Crédit photo Jean-Emmanuel Ray

Par rapport aux pauvres preuves d'antan, humaines et donc faillibles, les NTIC semblent constituer – pour l'employeur comme pour le salarié – la preuve mathématique, la preuve par neuf infaillible et incontestable qui fait tant fantasmer les juristes, fâchés dès la maternelle avec les sciences exactes. Attention toutefois aux limites que pose le juge…

Tout juriste devrait avoir vu le film Association de malfaiteurs. Car, avec l'irruption du tout-numérique dans notre vie quotidienne, tout est manipulable comme le montre cette scène d'anthologie : une bande d'étudiants voulant remonter le moral d'un camarade serial looser lui fait acheter un billet de Loto, enregistre la vraie émission télévisée donnant les bons résultats – il n'a évidemment rien gagné – la numérise, modifie en deux minutes tous les numéros gagnants. Et enfin passe l'émission ainsi trafiquée devant leur camarade qui, croyant avoir gagné le gros lot, va à leur insu s'endetter à la même hauteur. La facilité avec laquelle le technicien efface les vrais numéros sur les boules gagnantes et redessine de faux numéros est confondante, le tout directement inséré dans la vraie émission en léger différé : réalisme absolu et total mensonge.

Traçabilité et mémoire sont par ailleurs inhérentes à l'outil informatique, et les bien involontaires Petit Poucet que nous sommes laissons des traces par centaines dès que nous ouvrons un ordinateur, un mobile, ou surfons sur le Web. Traces qu'il suffira de remonter le moment venu : rien ne presse, puisque l'engin a une mémoire… d'ordinateur. L'employeur n'a plus à rechercher les informations : elles lui sont gracieusement et automatiquement fournies, sur longue période, par chacun de ses salariés. « Il incombe à chaque partie de prouver conformément à la loi les faits nécessaires au succès de sa prétention » (Nouveau Code de procédure civile, art. 9). Et, s'agissant de faits juridiques, la preuve peut être faite « par tous moyens ». Ou par tous les moyens, démultipliés à l'infini en ces temps de NTIC où l'essentiel est de plus en plus invisible pour les yeux ?

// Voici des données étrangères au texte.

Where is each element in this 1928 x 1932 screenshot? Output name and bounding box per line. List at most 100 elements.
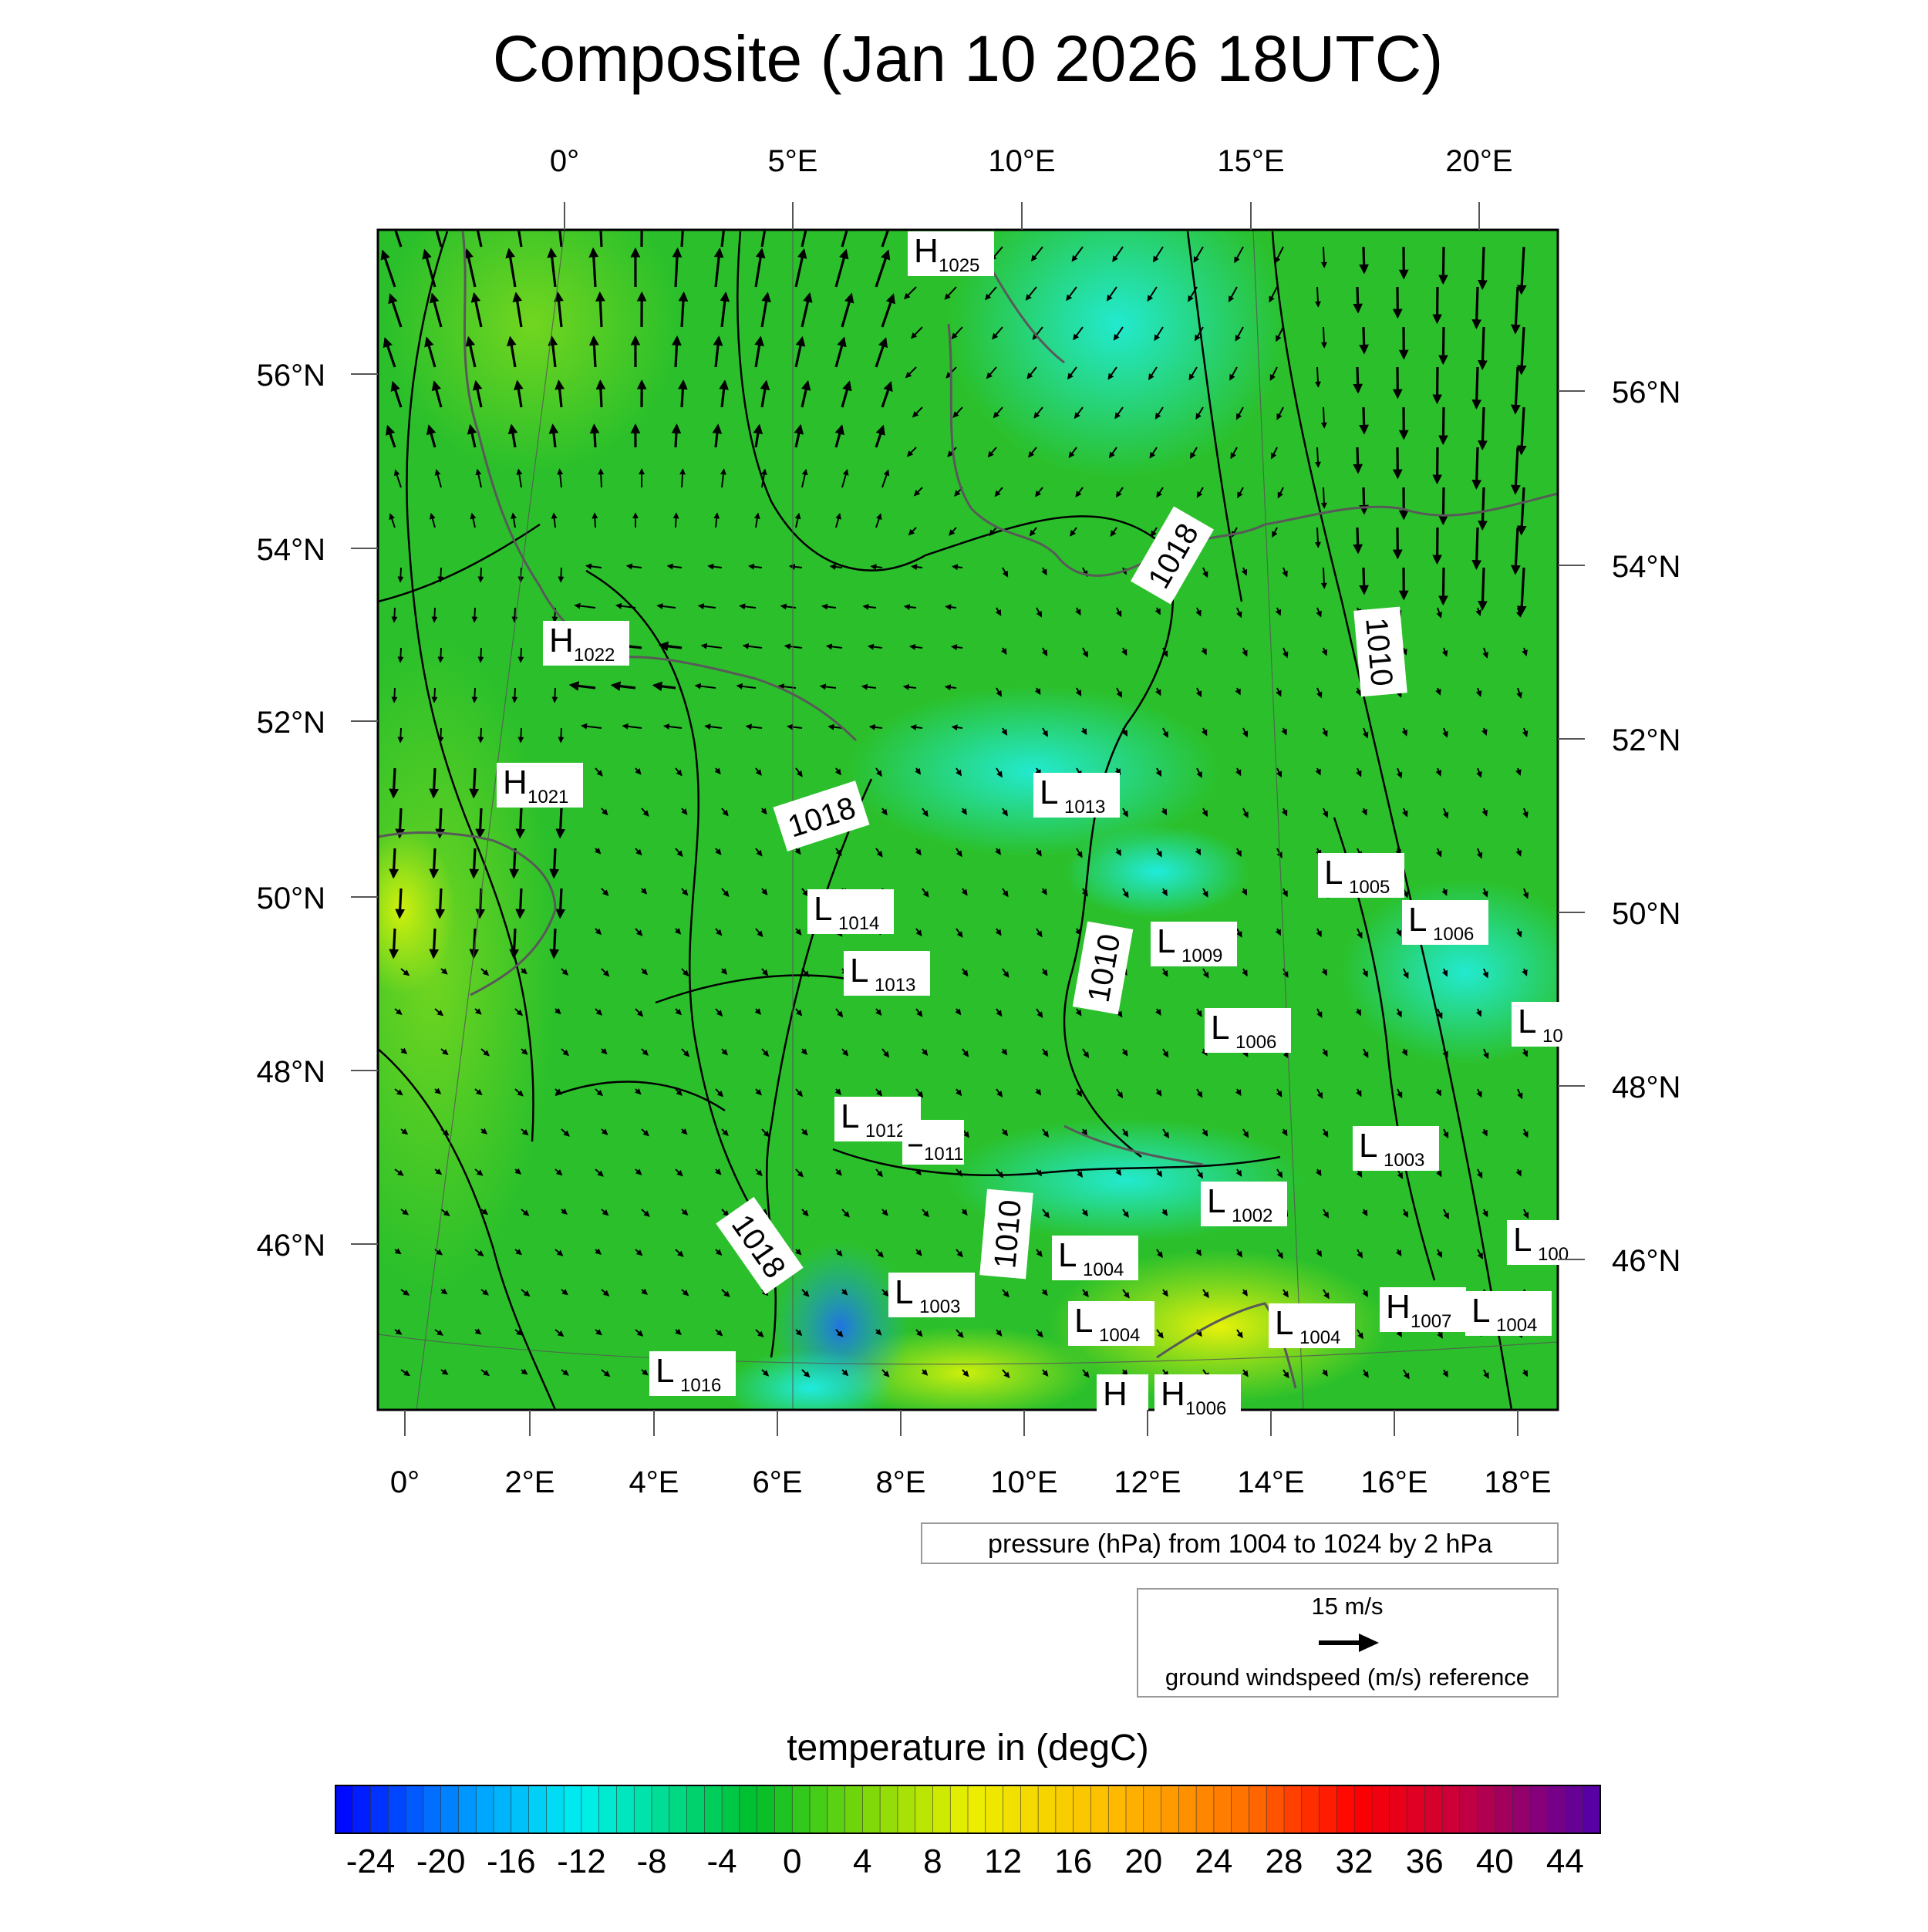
pressure-center-value: 1013 bbox=[1064, 797, 1105, 818]
colorbar-segment bbox=[441, 1785, 459, 1833]
wind-arrow bbox=[480, 648, 481, 662]
wind-arrow bbox=[393, 768, 395, 797]
bottom-lon-label: 18°E bbox=[1484, 1465, 1551, 1499]
wind-arrow bbox=[480, 808, 481, 837]
wind-arrow bbox=[1323, 247, 1324, 267]
colorbar-segment bbox=[915, 1785, 933, 1833]
wind-arrow bbox=[433, 929, 435, 957]
wind-arrow bbox=[1482, 247, 1484, 288]
pressure-center-value: 1012 bbox=[865, 1121, 906, 1141]
colorbar-segment bbox=[458, 1785, 476, 1833]
top-lon-label: 0° bbox=[550, 144, 579, 178]
colorbar-segment bbox=[1126, 1785, 1144, 1833]
colorbar-tick-label: 8 bbox=[923, 1843, 942, 1880]
pressure-center-value: 1011 bbox=[924, 1144, 964, 1165]
wind-arrow bbox=[1357, 367, 1358, 392]
pressure-center-value: 1004 bbox=[1299, 1327, 1340, 1348]
pressure-center-kind: H bbox=[914, 232, 939, 270]
colorbar-segment bbox=[652, 1785, 669, 1833]
wind-arrow bbox=[1357, 528, 1358, 552]
wind-arrow bbox=[400, 568, 401, 582]
wind-arrow bbox=[514, 688, 515, 702]
wind-arrow bbox=[560, 808, 561, 837]
colorbar-segment bbox=[353, 1785, 371, 1833]
pressure-center-value: 1022 bbox=[574, 645, 615, 666]
wind-arrow bbox=[1482, 487, 1484, 528]
colorbar-tick-label: -16 bbox=[487, 1843, 536, 1880]
wind-reference-caption: ground windspeed (m/s) reference bbox=[1165, 1664, 1529, 1691]
colorbar-tick-label: -24 bbox=[346, 1843, 396, 1880]
colorbar-segment bbox=[564, 1785, 581, 1833]
colorbar-segment bbox=[616, 1785, 634, 1833]
colorbar-segment bbox=[1249, 1785, 1266, 1833]
colorbar-segment bbox=[1090, 1785, 1108, 1833]
colorbar-segment bbox=[1038, 1785, 1056, 1833]
colorbar-segment bbox=[1512, 1785, 1530, 1833]
pressure-center-kind: L bbox=[1471, 1292, 1490, 1330]
pressure-center-kind: H bbox=[1386, 1288, 1411, 1326]
colorbar-tick-label: -20 bbox=[416, 1843, 466, 1880]
colorbar bbox=[335, 1785, 1601, 1833]
bottom-lon-label: 2°E bbox=[505, 1465, 555, 1499]
pressure-center-kind: L bbox=[1207, 1182, 1225, 1220]
colorbar-title: temperature in (degC) bbox=[787, 1728, 1149, 1768]
right-lat-label: 54°N bbox=[1612, 550, 1680, 584]
bottom-lon-label: 4°E bbox=[629, 1465, 679, 1499]
pressure-legend-text: pressure (hPa) from 1004 to 1024 by 2 hP… bbox=[988, 1529, 1492, 1559]
colorbar-segment bbox=[1583, 1785, 1600, 1833]
colorbar-segment bbox=[1548, 1785, 1566, 1833]
wind-arrow bbox=[433, 768, 435, 797]
wind-arrow bbox=[1323, 327, 1324, 347]
pressure-center-kind: L bbox=[656, 1352, 674, 1390]
colorbar-segment bbox=[1320, 1785, 1337, 1833]
colorbar-segment bbox=[810, 1785, 827, 1833]
colorbar-tick-label: 24 bbox=[1195, 1843, 1232, 1880]
colorbar-segment bbox=[827, 1785, 845, 1833]
colorbar-segment bbox=[494, 1785, 511, 1833]
left-ticks bbox=[351, 374, 378, 1244]
colorbar-tick-label: 20 bbox=[1124, 1843, 1162, 1880]
wind-arrow bbox=[1363, 568, 1364, 593]
wind-arrow bbox=[400, 648, 401, 662]
isobar-label: 1010 bbox=[1353, 607, 1407, 697]
svg-text:1010: 1010 bbox=[1359, 616, 1399, 687]
pressure-center-kind: L bbox=[1211, 1009, 1229, 1047]
colorbar-segment bbox=[1108, 1785, 1126, 1833]
wind-arrow bbox=[1443, 568, 1444, 604]
wind-arrow bbox=[682, 470, 683, 487]
colorbar-segment bbox=[599, 1785, 617, 1833]
colorbar-tick-label: -8 bbox=[636, 1843, 666, 1880]
pressure-center-kind: L bbox=[814, 890, 832, 928]
colorbar-segment bbox=[669, 1785, 687, 1833]
bottom-lon-label: 14°E bbox=[1237, 1465, 1304, 1499]
pressure-center-value: 1007 bbox=[1411, 1311, 1451, 1332]
left-lat-label: 50°N bbox=[257, 882, 325, 915]
colorbar-tick-label: 40 bbox=[1476, 1843, 1514, 1880]
wind-arrow bbox=[480, 568, 481, 582]
pressure-center-kind: L bbox=[1058, 1236, 1077, 1274]
colorbar-tick-label: -4 bbox=[707, 1843, 737, 1880]
wind-arrow bbox=[474, 608, 475, 622]
pressure-center-value: 1002 bbox=[1232, 1205, 1272, 1226]
colorbar-segment bbox=[371, 1785, 389, 1833]
pressure-center-kind: H bbox=[549, 622, 574, 659]
wind-arrow bbox=[1323, 407, 1324, 427]
pressure-center-value: 1006 bbox=[1235, 1032, 1276, 1053]
left-lat-label: 54°N bbox=[257, 533, 325, 567]
colorbar-tick-label: 0 bbox=[783, 1843, 801, 1880]
wind-arrow bbox=[1443, 487, 1444, 524]
left-lat-label: 52°N bbox=[257, 706, 325, 740]
wind-arrow bbox=[394, 688, 395, 702]
colorbar-segment bbox=[1178, 1785, 1196, 1833]
colorbar-segment bbox=[1424, 1785, 1442, 1833]
pressure-center-kind: L bbox=[1518, 1003, 1536, 1040]
colorbar-segment bbox=[1372, 1785, 1390, 1833]
wind-arrow bbox=[434, 608, 435, 622]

1° Production par le salarié de documents et courriels « empruntés » à l'entreprise

Fin de l'opposition chambre sociale et chambre criminelle

Problème classique que l'utilisation contentieuse par le salarié de documents obtenus au cours de son activité professionnelle, avec cependant la nouveauté de leur envoi électronique à une adresse extérieure : finie, l'utilisation voyante de la photocopieuse du service ou la soustraction momentanée de volumineux dossiers. Depuis son revirement du 2 décembre 1998, la chambre sociale admet qu'un salarié produise en vue de sa défense « des documents contenant des informations dont les membres du personnel pouvaient avoir normalement connaissance » : par exemple des pages intranet accessibles sans code d'accès. Mais, pour la chambre criminelle, il pouvait s'agir d'un vol, puisqu'il y avait « soustraction frauduleuse de la chose d'autrui » (art. 311-1 Code pénal, Cass. crim., 16 mars 1999).

Cette opposition frontale était difficilement compréhensible pour l'usager du droit, et très dangereuse pour le salarié qui pouvait gagner son procès prud'homal… au prix d'une éventuelle condamnation pénale. Elle avait surtout d'importants effets pervers en encourageant l'employeur à porter plainte pour vol devant le juge répressif, paralysant ainsi le conseil de prud'hommes (« le criminel tient le civil en l'état »), et permettant parfois de faire signer une transaction au salarié ainsi traité comme un voleur. Par deux importants arrêts du 11 mai 2004, la chambre criminelle a reviré, se rapprochant de la chambre sociale qui a eu à son tour, le 30 juin dernier, la bonne idée de reprendre la formulation de sa prestigieuse voisine : « Les documents de l'entreprise dont la prévenue avait eu connaissance à l'occasion de ses fonctions et qu'elle a appréhendés ou reproduits sans l'autorisation de son employeur étaient strictement nécessaires à l'exercice des droits de sa défense dans le litige l'opposant à ce dernier. »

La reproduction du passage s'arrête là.